13 détenues de la prison d’Elazığ en grève de la faim

Depuis 15 jours, 13 femmes d’une même cellule du centre pénitentiaire fermé pour femmes d’Elazığ sont en grève de la faim, afin de mettre fin à l’isolement imposé au leader kurde Abdullah Ocalan, détenu depuis 22 ans sur l’île-prison d’İmrali, de protester contre les violations croissantes des droits dans les prisons et de mettre fin aux pratiques antidémocratiques en Turquie. Parmi elles se trouvent Remziye Yaşar, co-maire de la municipalité de Yüksekova et Leyla Güven, ex co-maire de Viranşehir, députée destituée de Hakkari.

Remziye Yaşar

Remziye Yaşar, co-maire de Yüksekova (Gever en kurde), ville districale de la province de Hakkari, a été interpellée le 15 octobre 2019 et mise en détention. Destituée, elle fut immédiatement remplacée par un administrateur civil à la botte du président-dictateur. Accusée d’atteinte à l’unité et à l’intégrité de l’État, son procès a été par trois fois ajourné et Remziye Yaşar est donc abusivement maintenue en détention provisoire depuis bientôt deux ans. Yüksekova, très ancienne ville située près de la frontière turco-irakienne, au pied du Samdi dağ (3 800 m), n’est pas inconnue aux Amitiés kurdes de Bretagne : une délégation s’y est rendue en 2005 à l’occasion de la fête du Newroz, mais aussi en 2009 à l’occasion des élections municipales et en 2011 pour soutenir le mouvement de désobéissance civile. Yüksekova est aussi cette fleur de lys, appelée lûleper, que l’on trouve dans sa vallée et qui, stylisée, donne son nom au kilim de Hakkari “Lûleper”.

Leyla Güven

Leyla Güven a été détenue de décembre 2009 à juin 2014 à la suite d’une opération visant les personnalités politiques pro-kurdes, alors qu’elle était co-maire de Viranşehir et membre du Congrès des Pouvoirs locaux et régionaux du Conseil de l’Europe. Emprisonnée à nouveau en janvier 2018 pour avoir critiqué l’offensive de l’armée turque lors de la bataille d’Afrin, elle entame, en novembre 2018, une grève de la faim pour protester contre l’isolement imposé à Abdullah Öcalan. Le 25 janvier 2019, elle est remise en liberté sous contrôle judiciaire pour raisons médicales, avec une interdiction de quitter le territoire. Elle est à nouveau arrêtée en juin 2020 et est déchue de son mandat de députée. Le 21 décembre 2020, elle est condamnée à 22 ans et trois mois de prison par le tribunal de Diyarbakır pour appartenance au Parti des Travailleurs du Kurdistan (PKK) et “diffusion de propagande terroriste”.
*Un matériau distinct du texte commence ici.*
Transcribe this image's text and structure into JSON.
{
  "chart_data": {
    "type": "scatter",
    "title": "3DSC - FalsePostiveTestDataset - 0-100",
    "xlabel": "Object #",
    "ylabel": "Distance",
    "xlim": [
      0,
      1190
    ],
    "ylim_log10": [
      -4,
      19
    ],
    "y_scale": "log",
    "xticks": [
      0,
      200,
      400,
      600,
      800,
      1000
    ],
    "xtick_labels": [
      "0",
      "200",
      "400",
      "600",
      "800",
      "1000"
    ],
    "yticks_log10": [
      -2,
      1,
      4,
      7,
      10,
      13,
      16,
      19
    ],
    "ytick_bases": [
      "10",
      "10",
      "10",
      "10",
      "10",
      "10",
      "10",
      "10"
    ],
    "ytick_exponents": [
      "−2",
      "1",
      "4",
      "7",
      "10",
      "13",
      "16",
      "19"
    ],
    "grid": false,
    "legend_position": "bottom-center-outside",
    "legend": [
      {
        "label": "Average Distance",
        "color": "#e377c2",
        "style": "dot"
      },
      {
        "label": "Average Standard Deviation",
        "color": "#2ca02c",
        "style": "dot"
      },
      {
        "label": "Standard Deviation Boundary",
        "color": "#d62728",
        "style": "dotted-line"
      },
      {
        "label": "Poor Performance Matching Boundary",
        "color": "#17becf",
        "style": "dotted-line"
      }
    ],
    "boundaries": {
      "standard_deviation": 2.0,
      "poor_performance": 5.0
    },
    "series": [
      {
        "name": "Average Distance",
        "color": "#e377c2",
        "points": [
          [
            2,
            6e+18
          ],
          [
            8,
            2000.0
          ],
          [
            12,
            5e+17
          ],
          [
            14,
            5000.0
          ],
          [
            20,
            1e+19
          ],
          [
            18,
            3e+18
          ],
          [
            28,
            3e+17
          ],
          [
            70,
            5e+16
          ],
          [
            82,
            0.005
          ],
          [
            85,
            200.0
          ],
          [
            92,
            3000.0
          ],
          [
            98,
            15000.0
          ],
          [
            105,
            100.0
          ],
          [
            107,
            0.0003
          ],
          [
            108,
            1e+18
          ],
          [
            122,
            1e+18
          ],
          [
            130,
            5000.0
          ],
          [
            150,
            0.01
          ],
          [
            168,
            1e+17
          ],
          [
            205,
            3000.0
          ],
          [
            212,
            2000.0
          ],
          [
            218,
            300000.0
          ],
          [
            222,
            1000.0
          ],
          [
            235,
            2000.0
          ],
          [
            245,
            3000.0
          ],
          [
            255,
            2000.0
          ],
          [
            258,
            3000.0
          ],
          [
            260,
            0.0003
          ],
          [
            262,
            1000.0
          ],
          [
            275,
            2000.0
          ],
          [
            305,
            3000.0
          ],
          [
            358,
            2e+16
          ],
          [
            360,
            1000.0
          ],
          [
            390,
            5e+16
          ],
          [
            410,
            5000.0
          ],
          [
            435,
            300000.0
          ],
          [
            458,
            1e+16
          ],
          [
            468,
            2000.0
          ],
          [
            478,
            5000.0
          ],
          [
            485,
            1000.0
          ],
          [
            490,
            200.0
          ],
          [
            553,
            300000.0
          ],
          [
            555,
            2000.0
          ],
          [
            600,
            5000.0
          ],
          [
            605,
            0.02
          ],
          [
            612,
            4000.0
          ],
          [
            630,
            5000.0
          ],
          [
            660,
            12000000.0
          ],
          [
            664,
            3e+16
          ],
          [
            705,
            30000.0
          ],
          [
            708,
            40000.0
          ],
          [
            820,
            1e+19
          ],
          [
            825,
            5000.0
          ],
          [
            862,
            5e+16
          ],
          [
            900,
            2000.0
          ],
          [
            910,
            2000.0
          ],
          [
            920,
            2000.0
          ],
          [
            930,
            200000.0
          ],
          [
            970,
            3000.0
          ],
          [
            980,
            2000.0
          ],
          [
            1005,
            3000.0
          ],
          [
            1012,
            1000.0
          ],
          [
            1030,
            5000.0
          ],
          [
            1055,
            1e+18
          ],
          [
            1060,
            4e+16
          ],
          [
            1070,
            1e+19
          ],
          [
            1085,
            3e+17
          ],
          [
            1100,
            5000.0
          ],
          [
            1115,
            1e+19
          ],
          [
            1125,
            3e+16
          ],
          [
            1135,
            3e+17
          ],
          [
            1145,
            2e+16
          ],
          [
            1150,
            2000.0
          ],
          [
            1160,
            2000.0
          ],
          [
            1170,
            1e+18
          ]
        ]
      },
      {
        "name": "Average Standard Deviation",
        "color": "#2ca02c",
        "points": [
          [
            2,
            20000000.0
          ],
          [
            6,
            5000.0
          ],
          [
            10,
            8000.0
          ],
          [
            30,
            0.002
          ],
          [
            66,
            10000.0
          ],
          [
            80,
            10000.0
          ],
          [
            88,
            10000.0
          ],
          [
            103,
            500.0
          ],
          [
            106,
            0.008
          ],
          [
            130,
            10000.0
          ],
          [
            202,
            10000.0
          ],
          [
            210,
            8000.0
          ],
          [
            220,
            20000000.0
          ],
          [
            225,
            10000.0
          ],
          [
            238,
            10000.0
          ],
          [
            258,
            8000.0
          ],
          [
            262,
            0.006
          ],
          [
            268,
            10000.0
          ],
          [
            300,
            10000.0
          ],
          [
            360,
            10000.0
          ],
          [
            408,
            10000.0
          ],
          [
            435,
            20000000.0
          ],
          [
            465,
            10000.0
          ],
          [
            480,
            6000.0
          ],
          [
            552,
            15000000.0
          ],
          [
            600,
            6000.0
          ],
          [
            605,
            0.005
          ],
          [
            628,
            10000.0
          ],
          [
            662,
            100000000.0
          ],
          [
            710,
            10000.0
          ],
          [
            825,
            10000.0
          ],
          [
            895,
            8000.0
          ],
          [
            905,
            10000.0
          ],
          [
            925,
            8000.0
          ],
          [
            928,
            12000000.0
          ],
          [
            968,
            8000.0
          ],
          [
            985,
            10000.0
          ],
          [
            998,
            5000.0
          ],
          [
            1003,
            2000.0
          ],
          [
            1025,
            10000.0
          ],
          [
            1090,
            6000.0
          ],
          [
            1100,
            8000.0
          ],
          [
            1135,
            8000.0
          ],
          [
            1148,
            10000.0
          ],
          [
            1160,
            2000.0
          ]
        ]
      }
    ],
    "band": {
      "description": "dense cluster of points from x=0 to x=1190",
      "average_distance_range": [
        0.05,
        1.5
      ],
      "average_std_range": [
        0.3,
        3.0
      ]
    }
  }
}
Le courrier de Leyla Güven : « je crains que des tombeaux sortent des prisons »

Dans le cadre de la campagne “cartes postales” lancée par les Amitiés kurdes de Bretagne, les Amitiés kurdes de Lyon Rhône-Alpes, l’Association iséroise des Amis des Kurdes et France-Kurdistan, un échange de courrier est établi avec Leyla Güven depuis sa prison d’Elazığ. Sa dernière lettre, datée du 2 août, confirme qu’elle a bien reçu mon courrier et les photos qui l’accompagnaient. Elle souligne l’importance de ces lettres qui circulent de mains en mains :

mes amies ont beaucoup apprécié votre soutien à la cause kurde

et, concernant les grèves de la faim qui perdurent dans les prisons, elles comptent sur nous pour être leur “porte-voix”.

Je crains que des tombeaux sortent des prisons

écrit Leyla qui pointe l’attitude passive de la France :

s’il y a des personnes comme vous qui luttent pour les droits de l’homme, le pays auquel vous appartenez porte une responsabilité historique de laisser se diviser notre pays et nous laisser dans cette situation.

Et de constater :

je me trouve actuellement dans la prison, où avait été incarcérée, il y a 40 ans, Sakine Cansiz” (assassinée à Paris le 9 janvier 2013).

André Métayer

Photo envoyée depuis la prison d’Elazığ : Remziye Yaşar et Leyla Güven entourant Seher, qu’elles considèrent comme leur “mère”.